THE ESTIMATES are shaky, but under the bills now pending in Congress farm support costs over the next three years are likely to be between $40 billion and $55 billion. Of this amount, quite high by historical standards, $15 billion to $20 billion would be distributed through what are called deficiency payments. These are a relatively new device; they were introduced in the Carter administration. Farm supports have traditionally been achieved by the propping-up of prices, through programs in which the government in effect steps into markets and buys when prices threaten to fall below specified floors. But propped- up farm prices tend to result in higher food prices and fewer farm exports. The deficiency payments were meant to ease these side effects. They come ontop of price supports, which they allow to be lower than otherwise, and there is no indirection about them. They are out-and-out income supplements of a kind few other groups get from government. They are also one of the leading points of dispute in the farm debate between the administration, which wants to reduce the cost, and congressional Democrats and many farm state Republicans, who want to preserve support levels.

The main issue in the dispute is need. Remarkably little is known about the income levels of the persons to whom deficiency payments go. The program tends to be justified in the name of the hurting family farmer: there is a cap of $50,000 per year on deficiency payments to any one producer. But the program is tilted toward larger producers even so. The payments are made through a system of target prices for the covered crops, the main ones of which are wheat, corn, rice and cotton. Up to the cap, the farmer is given the difference per bushel or pound or bale between the target price for his product and the market price. By definition the more he produces, the more he gets. "Under these circumstances," the Congressional Budget Office said in a study earlier this year, "income support tends to benefit farmers with relatively high incomes while providing little if any help to low-income farmers." The Agriculture Department found in a study, also earlier this year, that about half of the payments were going to the 12 percent of farmers with sales in excess of $100,000 a year.
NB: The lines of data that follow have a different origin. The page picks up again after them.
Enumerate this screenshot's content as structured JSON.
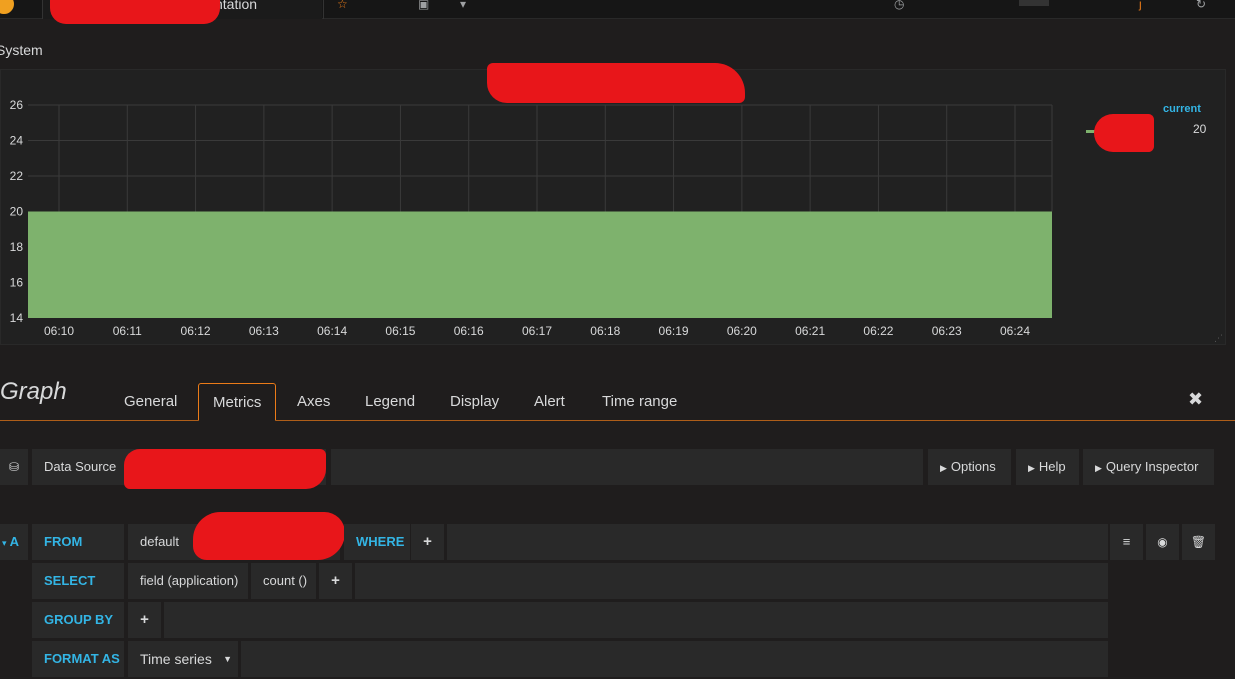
{
  "topbar": {
    "dashboard_title": "ntation",
    "star_icon": "star-icon",
    "share_icon": "share-icon",
    "settings_icon": "gear-icon"
  },
  "panel": {
    "title": "System",
    "legend": {
      "header": "current",
      "value": "20"
    }
  },
  "chart_data": {
    "type": "area",
    "x": [
      "06:10",
      "06:11",
      "06:12",
      "06:13",
      "06:14",
      "06:15",
      "06:16",
      "06:17",
      "06:18",
      "06:19",
      "06:20",
      "06:21",
      "06:22",
      "06:23",
      "06:24"
    ],
    "y_ticks": [
      14,
      16,
      18,
      20,
      22,
      24,
      26
    ],
    "ylim": [
      14,
      26
    ],
    "series": [
      {
        "color": "#7eb26d",
        "values": [
          20,
          20,
          20,
          20,
          20,
          20,
          20,
          20,
          20,
          20,
          20,
          20,
          20,
          20,
          20,
          20
        ]
      }
    ],
    "grid": true,
    "legend_placement": "right"
  },
  "editor": {
    "title": "Graph",
    "tabs": [
      "General",
      "Metrics",
      "Axes",
      "Legend",
      "Display",
      "Alert",
      "Time range"
    ],
    "active_tab": "Metrics",
    "close_label": "✖"
  },
  "datasource_row": {
    "label": "Data Source",
    "options_label": "Options",
    "help_label": "Help",
    "inspector_label": "Query Inspector"
  },
  "query": {
    "ref_id": "A",
    "from_keyword": "FROM",
    "policy": "default",
    "where_keyword": "WHERE",
    "select_keyword": "SELECT",
    "select_field": "field (application)",
    "select_func": "count ()",
    "group_by_keyword": "GROUP BY",
    "format_as_keyword": "FORMAT AS",
    "format_value": "Time series",
    "plus": "+"
  }
}
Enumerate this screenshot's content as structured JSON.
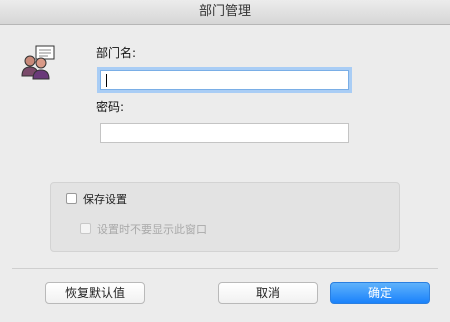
{
  "window": {
    "title": "部门管理"
  },
  "form": {
    "dept_name_label": "部门名:",
    "dept_name_value": "",
    "password_label": "密码:",
    "password_value": ""
  },
  "options": {
    "save_settings_label": "保存设置",
    "save_settings_checked": false,
    "dont_show_label": "设置时不要显示此窗口",
    "dont_show_checked": false,
    "dont_show_enabled": false
  },
  "buttons": {
    "restore_defaults": "恢复默认值",
    "cancel": "取消",
    "ok": "确定"
  },
  "icons": {
    "avatar": "user-group-message-icon"
  },
  "colors": {
    "accent": "#1a82fb",
    "focus_ring": "#a9cdf5"
  }
}
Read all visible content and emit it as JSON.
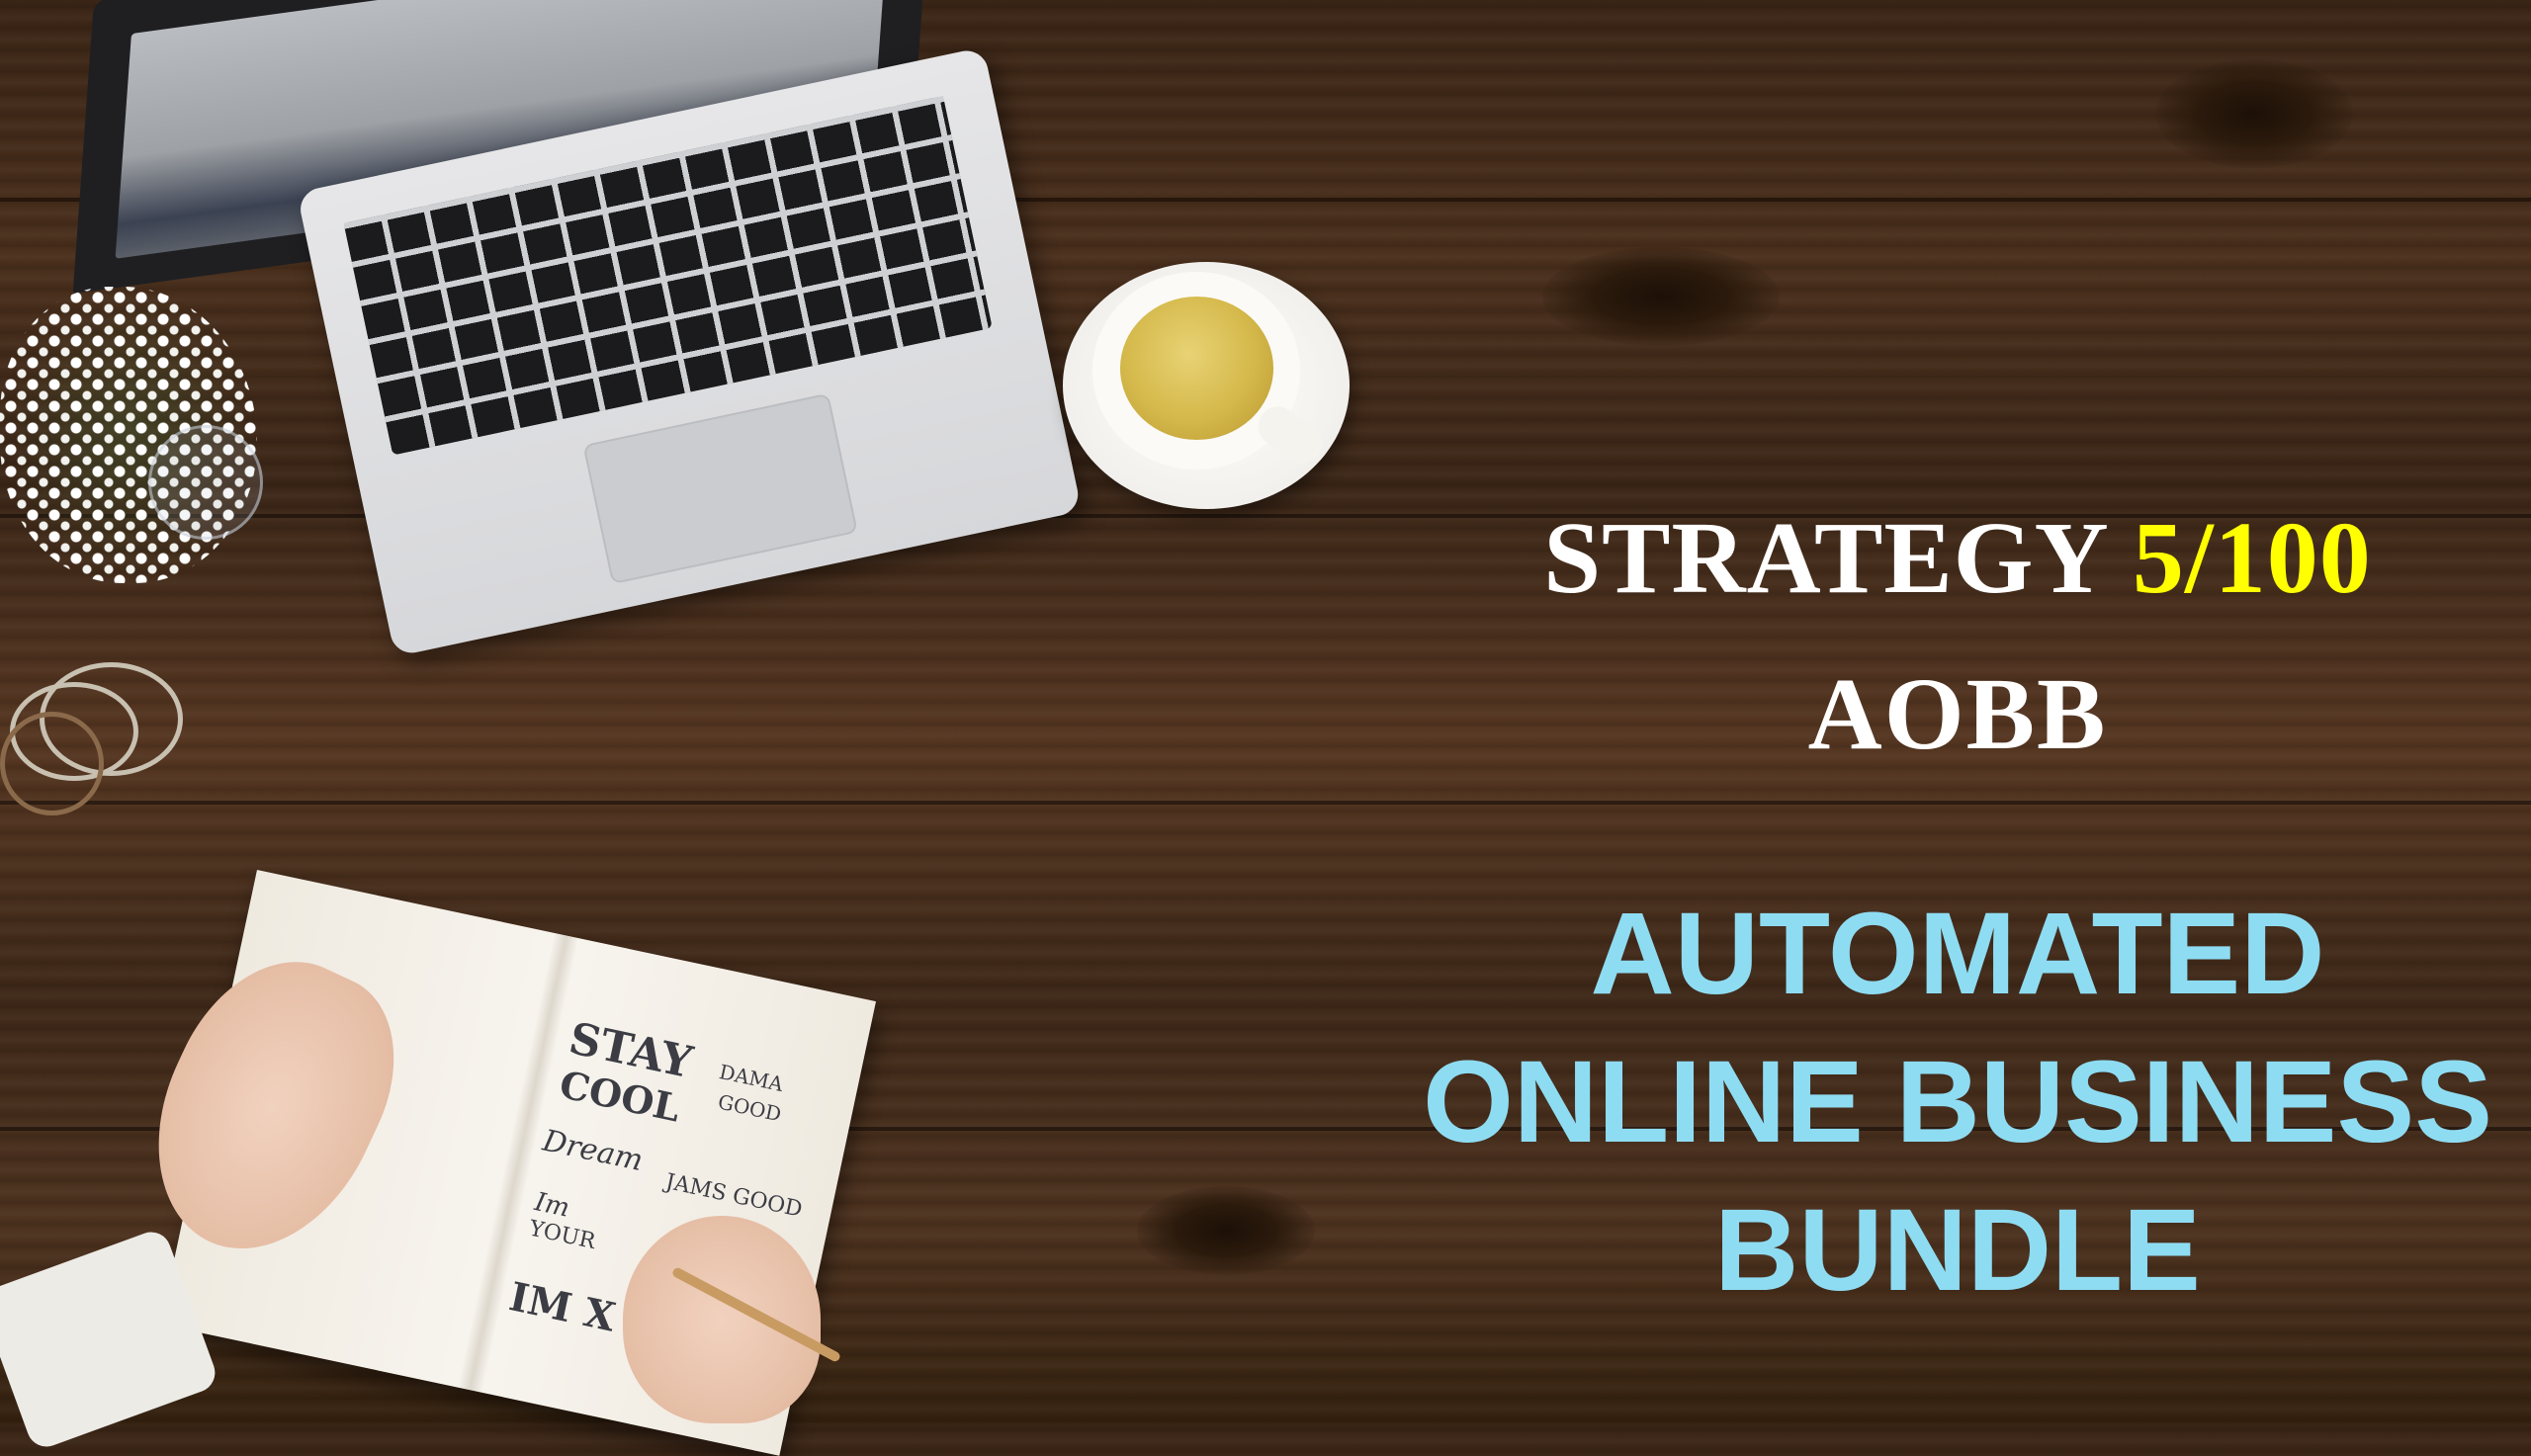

The administration and Jesse Helms, chairman of the Senate Agriculture Committee, have both proposed putting a lower cap on deficiency payments. The administration would take it to $10,000 eventually; Mr. Helms has suggested $25,000. The House and Senate farm bills are both some billions of dollars beyond the congressional budget resolution. The White House and Mr. Helms say a lower cap, which would be felt most in the rice and cotton programs, is an equitable way to save about $1 billion a year. They would also lower target prices.

The Democrats and those Republicans voting with them would freeze target prices instead. They say, among many other things, that size is an uneven measure of need, that a family farm can easily have sales well beyond $100,000 a year and be in deep trouble these days, and that a cut in sustenance will only deepen the farm credit crisis. If Congress does not support farmers now, this side of the argument goes, it only increases the chances it will have to bail out the farm credit system later.

Our own view is that the credit crisis ought to be dealt with directly, and that a good deal of trimming can be done in deficiency payments without bringing needy family farmers to their knees. A program this large ought to be better aimed than this one is now.